My enjoyment of it depended totally on the circumstances in which I read it.

There are some parts that are more troubling: is Groff suggesting that being raped by his drama teacher is what “caused him” to be not-straight? (He’s never labeled as anything so I don’t want to.) Is she honestly suggesting that his having sex with a lot of women means he’s, and I quote, “thoroughly straight?” Lotto’s sexuality isn’t the heart of the book per se but it matters enough that both of these deserved better answers. 

I know this book was some kind of literary sensation. Somehow reviews led me to believe that it was extremely ambitious, that it could have toppled or fallen apart but didn’t, whatever. That’s the part I really didn’t see. It’s a very good portrayal of marriage and lies in the end, but I’ve definitely read other good portrayals of marriage and lies, which often felt like they were trying a little less hard. I don’t think a book needs to be “ambitious” to be good – in fact, so many ambitious books do fall flat under the weight of their goal – but here I didn’t even see that.

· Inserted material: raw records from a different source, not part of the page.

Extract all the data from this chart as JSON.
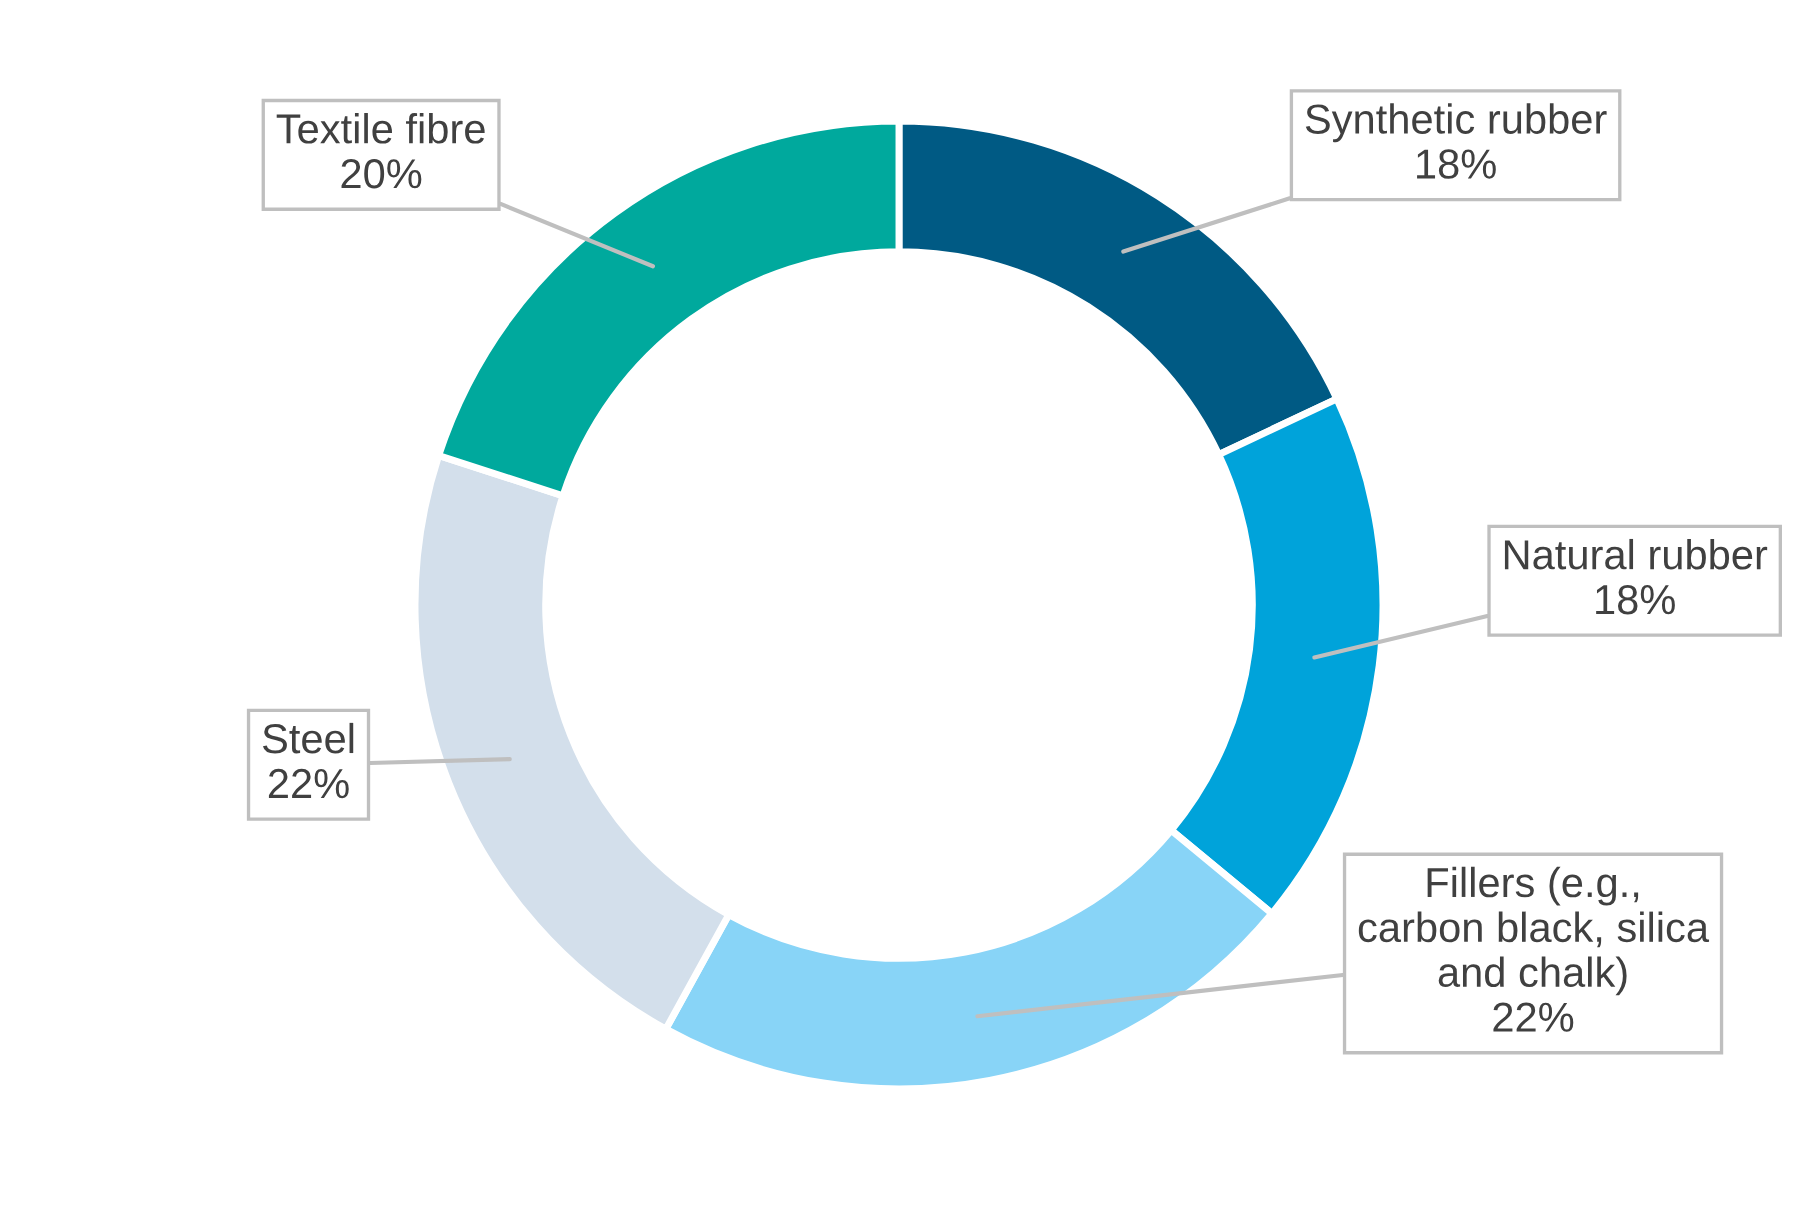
{
  "chart_data": {
    "type": "donut",
    "categories": [
      "Synthetic rubber",
      "Natural rubber",
      "Fillers (e.g., carbon black, silica and chalk)",
      "Steel",
      "Textile fibre"
    ],
    "values": [
      18,
      18,
      22,
      22,
      20
    ],
    "value_labels": [
      "18%",
      "18%",
      "22%",
      "22%",
      "20%"
    ],
    "colors": [
      "#005a84",
      "#00a3da",
      "#88d4f7",
      "#d3dfeb",
      "#00a99d"
    ],
    "legend": false
  }
}
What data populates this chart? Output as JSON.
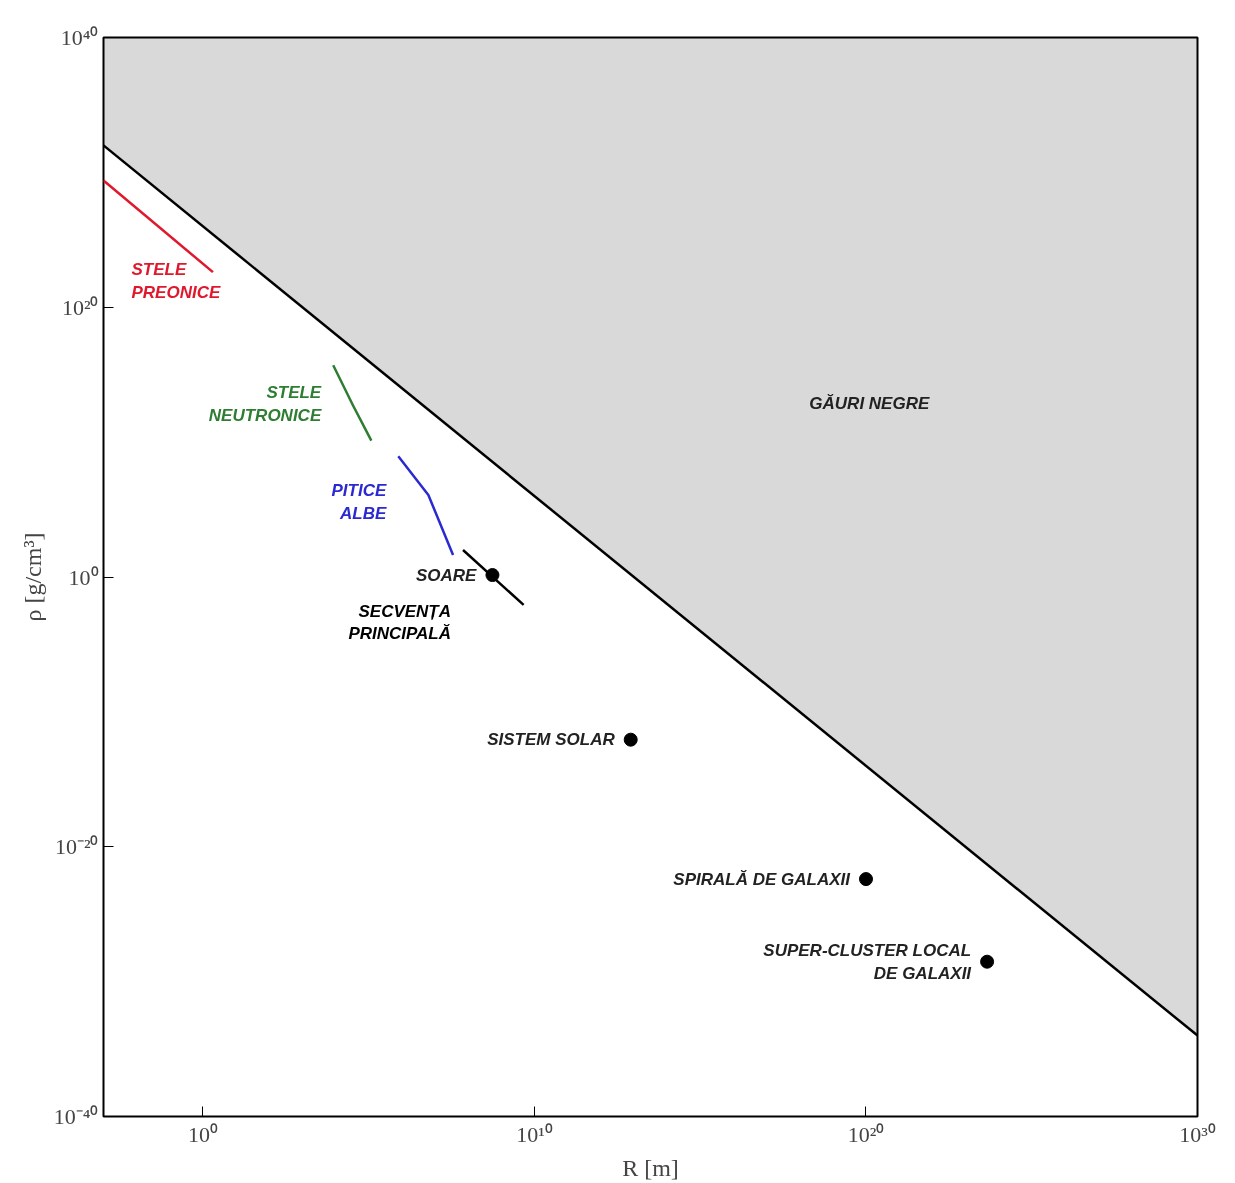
{
  "chart_data": {
    "type": "line",
    "xlabel": "R [m]",
    "ylabel": "ρ [g/cm³]",
    "log": "xy",
    "xlim": [
      0.001,
      1e+30
    ],
    "ylim": [
      1e-40,
      1e+40
    ],
    "xticks": [
      {
        "value": 1,
        "label": "10⁰"
      },
      {
        "value": 10000000000.0,
        "label": "10¹⁰"
      },
      {
        "value": 1e+20,
        "label": "10²⁰"
      },
      {
        "value": 1e+30,
        "label": "10³⁰"
      }
    ],
    "yticks": [
      {
        "value": 1e-40,
        "label": "10⁻⁴⁰"
      },
      {
        "value": 1e-20,
        "label": "10⁻²⁰"
      },
      {
        "value": 1,
        "label": "10⁰"
      },
      {
        "value": 1e+20,
        "label": "10²⁰"
      },
      {
        "value": 1e+40,
        "label": "10⁴⁰"
      }
    ],
    "grid": false,
    "line_style": "solid",
    "series": [
      {
        "color": "#000000",
        "x": [
          0.001,
          1e+30
        ],
        "values": [
          1e+32,
          1e-34
        ],
        "lower": [
          1e+32,
          1e-34
        ],
        "upper": [
          1e+40,
          1e+40
        ]
      },
      {
        "name": "STELE PREONICE",
        "color": "#e0182d",
        "x": [
          0.001,
          2
        ],
        "values": [
          2.5e+29,
          4e+22
        ]
      },
      {
        "name": "STELE NEUTRONICE",
        "color": "#2e7d32",
        "x": [
          8500,
          34000,
          120000
        ],
        "values": [
          5000000000000000.0,
          5000000000000.0,
          13000000000.0
        ]
      },
      {
        "name": "PITICE ALBE",
        "color": "#2a2ad0",
        "x": [
          780000,
          6300000,
          35000000
        ],
        "values": [
          900000000.0,
          1200000.0,
          43
        ]
      },
      {
        "name": "SECVENȚA PRINCIPALĂ",
        "color": "#000000",
        "x": [
          70000000,
          4700000000
        ],
        "values": [
          100,
          0.0085
        ]
      },
      {
        "type": "scatter",
        "marker": "circle",
        "color": "#000000",
        "x": [
          540000000,
          8000000000000.0,
          1e+20,
          4.5e+23
        ],
        "values": [
          1.4,
          8.7e-13,
          4e-23,
          3e-29
        ],
        "value_labels": [
          "SOARE",
          "SISTEM SOLAR",
          "SPIRALĂ DE GALAXII",
          "SUPER-CLUSTER LOCAL\nDE GALAXII"
        ]
      }
    ],
    "annotations": [
      "GĂURI NEGRE"
    ]
  }
}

What I keep coming back to is that my enjoyment of it depended totally on the circumstances in which I read it. That’s obviously part of the whole reading experience regardless of the book or the quality thereof – we can’t divorce what we feel about anything from how we experienced it – but it feels a little like telling someone “the show gets good after the first season.” By and large (with one major exception: watch STARZ’ Black Sails now available on Hulu) I don’t like telling people that. Or when I do, I understand that many people will say, fuck that, why should I slog through six hours to get to the good part. In the end, I happened to binge this book, as it were, but that doesn’t mean the slog was any better, just over faster than it would have been, and thus harder to notice.